La Serie: Hunters

Al Pacino cazando nazis en 1977. ¡Joder! Creo un buen porcentaje de los que lean esto no necesitan más reseña (yo tampoco la necesitaría) para ir corriendo a ver Hunters, la nueva serie de Jordan Peele para Amazon Prime Video. Y aunque esta especie de premisa comercial sea cuanto menos atractiva, lo cierto es que el capítulo piloto se molesta en desarrollar primero otros aspectos.

Seguimos a Jonah Heidelbaum (Logan Lerman), un joven judío, y bastante pardillo, que vive en Brooklyn con su abuela Ruth, una superviviente al Holocausto. Una noche, un hombre vestido de negro irrumpe en casa de Jonah y asesina a su abuela Ruth, algo ante lo cual el joven no es capaz de hacer nada. Una investigación policial se abre, pero no parece que vaya a surtir mucho efecto a causa de la alarmante falta de pruebas, aunque hay alguien que sí parece tener más pistas sobre el asesinato. Este es Meyer Offerman (Al Pacino), una especie de magnate judío que oculta algo tras su tapadera de anciano rico y al cual Jonah conoce en el entierro de su abuela.

Por otra parte tenemos a Millie Morris (Jerrika Hinton), una agente del FBI afroamericana que es enviada desde New York a Florida para investigar el asesinato de una antigua trabajadora de la NASA. Ante la bastante racista negativa a colaborar por parte de los responsables de la agencia espacial, Morris encuentra indicios de que la víctima no era sólo una antigua trabajadora de la NASA. Además, su asesinato fue perpetrado de un modo bastante singular: fue gaseada mientras se duchaba.

Y en último lugar, se nos presenta a Travis Leich (Greg Austin), un frío y hierático joven de evidentes tendencias neo-nazis que colabora con lo que parece una red de antiguos mandos del Tercer Reich asentados en Norteamérica.

Durante el primer capítulo estos tres personajes dirigen tres historias que, aunque por ahora no lo hayan hecho, prometen entrecruzarse más pronto que tarde y centrar todas las fuerzas en la trama de Jonah. El joven descubre, hacia el final del capítulo, que Meyer Offerman dirige una especie de grupo de cazadores de nazis formado por personas bastante pintorescas, y es de suponer que estos Hunters y su relación con Jonah y con el resto de personajes serán la tónica principal de la serie.

En los 90 minutos que dura este capítulo piloto, la serie apunta a depararnos buenas dosis de diversión en un tono bastante pulp que sin duda se cruzará con una serie de conflictos étnicos y raciales que acaben de teñirlo todo con cierta dosis de crítica social.
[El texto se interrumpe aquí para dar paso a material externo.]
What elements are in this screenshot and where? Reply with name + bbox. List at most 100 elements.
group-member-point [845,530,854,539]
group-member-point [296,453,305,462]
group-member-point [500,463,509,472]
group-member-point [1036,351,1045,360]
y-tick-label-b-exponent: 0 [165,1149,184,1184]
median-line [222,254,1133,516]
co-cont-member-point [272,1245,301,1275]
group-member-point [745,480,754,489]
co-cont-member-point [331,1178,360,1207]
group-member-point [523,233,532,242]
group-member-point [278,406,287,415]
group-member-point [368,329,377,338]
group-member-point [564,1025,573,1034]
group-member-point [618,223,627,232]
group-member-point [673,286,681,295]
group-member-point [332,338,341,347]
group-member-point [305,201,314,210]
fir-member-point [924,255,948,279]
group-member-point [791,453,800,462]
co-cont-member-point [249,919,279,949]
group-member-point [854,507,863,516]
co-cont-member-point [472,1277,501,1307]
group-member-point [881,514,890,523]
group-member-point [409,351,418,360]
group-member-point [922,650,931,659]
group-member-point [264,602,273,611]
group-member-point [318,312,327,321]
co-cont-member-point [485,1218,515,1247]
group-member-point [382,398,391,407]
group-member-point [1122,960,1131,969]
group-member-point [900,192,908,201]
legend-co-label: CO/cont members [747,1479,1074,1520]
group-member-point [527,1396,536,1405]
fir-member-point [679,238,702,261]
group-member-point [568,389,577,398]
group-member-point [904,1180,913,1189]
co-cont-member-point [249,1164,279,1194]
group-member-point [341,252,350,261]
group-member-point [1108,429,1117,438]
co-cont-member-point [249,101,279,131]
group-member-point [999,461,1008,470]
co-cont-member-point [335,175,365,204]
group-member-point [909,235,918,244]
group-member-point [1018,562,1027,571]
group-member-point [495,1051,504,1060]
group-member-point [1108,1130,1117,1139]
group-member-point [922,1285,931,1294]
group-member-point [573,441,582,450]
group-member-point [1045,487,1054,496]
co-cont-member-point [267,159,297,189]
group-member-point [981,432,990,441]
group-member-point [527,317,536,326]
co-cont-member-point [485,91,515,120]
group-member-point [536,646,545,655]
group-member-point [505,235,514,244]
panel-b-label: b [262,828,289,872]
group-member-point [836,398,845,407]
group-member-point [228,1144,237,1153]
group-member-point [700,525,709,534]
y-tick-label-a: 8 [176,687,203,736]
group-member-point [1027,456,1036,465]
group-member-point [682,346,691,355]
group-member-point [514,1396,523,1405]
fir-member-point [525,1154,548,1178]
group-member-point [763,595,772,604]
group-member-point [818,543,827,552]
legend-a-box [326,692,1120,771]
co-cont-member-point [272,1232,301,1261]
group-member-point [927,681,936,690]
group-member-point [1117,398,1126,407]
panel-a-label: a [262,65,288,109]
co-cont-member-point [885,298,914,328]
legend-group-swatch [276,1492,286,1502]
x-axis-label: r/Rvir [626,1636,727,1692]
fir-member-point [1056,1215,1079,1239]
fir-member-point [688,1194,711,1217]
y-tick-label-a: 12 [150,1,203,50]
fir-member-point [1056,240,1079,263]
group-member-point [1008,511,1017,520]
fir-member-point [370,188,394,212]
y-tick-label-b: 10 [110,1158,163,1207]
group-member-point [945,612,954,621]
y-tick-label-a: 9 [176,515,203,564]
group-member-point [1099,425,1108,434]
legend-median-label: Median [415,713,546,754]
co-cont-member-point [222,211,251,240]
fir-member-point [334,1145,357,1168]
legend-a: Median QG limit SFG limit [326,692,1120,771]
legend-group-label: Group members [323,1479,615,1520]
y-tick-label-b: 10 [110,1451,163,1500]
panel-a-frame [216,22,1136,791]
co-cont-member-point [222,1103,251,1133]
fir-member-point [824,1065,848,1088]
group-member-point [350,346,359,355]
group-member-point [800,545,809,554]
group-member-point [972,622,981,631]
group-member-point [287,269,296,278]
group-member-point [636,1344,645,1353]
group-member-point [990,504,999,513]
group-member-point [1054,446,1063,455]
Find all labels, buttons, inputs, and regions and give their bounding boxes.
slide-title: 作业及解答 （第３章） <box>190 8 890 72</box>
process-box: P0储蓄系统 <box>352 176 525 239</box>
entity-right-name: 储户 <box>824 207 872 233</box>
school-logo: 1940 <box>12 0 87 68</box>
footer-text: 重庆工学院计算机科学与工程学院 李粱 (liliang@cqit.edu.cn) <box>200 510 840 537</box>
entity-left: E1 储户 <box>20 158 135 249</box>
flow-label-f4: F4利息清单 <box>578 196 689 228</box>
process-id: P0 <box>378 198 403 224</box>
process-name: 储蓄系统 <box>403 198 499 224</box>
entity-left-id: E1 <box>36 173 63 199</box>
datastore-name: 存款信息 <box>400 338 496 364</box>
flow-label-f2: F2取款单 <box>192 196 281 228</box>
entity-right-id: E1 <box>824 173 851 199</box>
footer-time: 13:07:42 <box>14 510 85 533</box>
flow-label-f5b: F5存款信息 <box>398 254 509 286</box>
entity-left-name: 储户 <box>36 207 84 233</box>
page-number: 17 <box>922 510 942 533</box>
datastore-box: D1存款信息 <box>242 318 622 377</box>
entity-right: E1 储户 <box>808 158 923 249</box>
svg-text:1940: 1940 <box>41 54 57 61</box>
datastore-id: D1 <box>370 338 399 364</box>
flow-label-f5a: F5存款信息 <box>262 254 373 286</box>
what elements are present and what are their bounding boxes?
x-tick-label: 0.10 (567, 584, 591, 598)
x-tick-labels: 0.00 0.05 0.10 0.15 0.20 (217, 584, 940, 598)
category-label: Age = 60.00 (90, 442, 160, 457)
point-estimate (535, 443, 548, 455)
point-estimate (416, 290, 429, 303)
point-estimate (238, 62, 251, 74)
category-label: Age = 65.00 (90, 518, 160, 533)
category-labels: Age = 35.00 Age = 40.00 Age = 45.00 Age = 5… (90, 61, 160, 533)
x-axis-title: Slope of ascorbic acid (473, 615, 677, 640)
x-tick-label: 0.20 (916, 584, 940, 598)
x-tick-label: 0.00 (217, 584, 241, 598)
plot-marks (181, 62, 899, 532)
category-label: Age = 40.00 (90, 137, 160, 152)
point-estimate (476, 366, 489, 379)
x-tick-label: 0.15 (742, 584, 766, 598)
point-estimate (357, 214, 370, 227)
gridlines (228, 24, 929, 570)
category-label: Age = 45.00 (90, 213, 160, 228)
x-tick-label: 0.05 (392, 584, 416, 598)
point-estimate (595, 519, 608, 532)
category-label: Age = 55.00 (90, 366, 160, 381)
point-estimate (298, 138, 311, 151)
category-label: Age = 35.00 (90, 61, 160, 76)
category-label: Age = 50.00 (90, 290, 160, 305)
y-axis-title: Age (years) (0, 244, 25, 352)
No por nada los tres personajes que a priori parecen principales son un joven judío, una agente del FBI afroamericana y un neo-nazi sádico y calculador, y no por nada está Jordan Peele, productor ejecutivo de Déjame Salir, al mando. Además, la serie no está exenta de puro drama. Vemos en Jonah a un personaje emocionalmente mutilado por la muerte de su abuela y, a la vez, un buen caldo de cultivo para que este deje de ser el pardillo al cual los chicos fuertes del barrio amenazan y pegan, y acabe convirtiéndose en un cazador de nazis en toda regla. Pura venganza nazifóbica que hará a no pocos recordar a la brutal Malditos Bastardos, de Quentin Tarantino. Aunque en el caso de la serie de Jordan Peele, esta interpretación de los antiguos altos mandos nazis, ese verlos como los cazavampiros ven a los vampiros en series como, valga la redundancia, Buffy, la Cazavampiros, se intercala con este tratamiento, bastante dramático, del personaje.

Hunters parece depararnos, en sus 10 capítulos (de 60 minutos cada uno salvo el primero), una curiosa mezcla de ficción pulp y drama adolescente. Un cóctel de cazadores de nazis setenteros, conflicto social y un protagonista joven y pardillo que tendrá como mentor y protector ni más ni menos que a Al Pacino. Una serie que se torna apetecible para todo aquel que quiera ver a nazis morir asesinados en la pequeña (pero cada vez mayor) pantalla.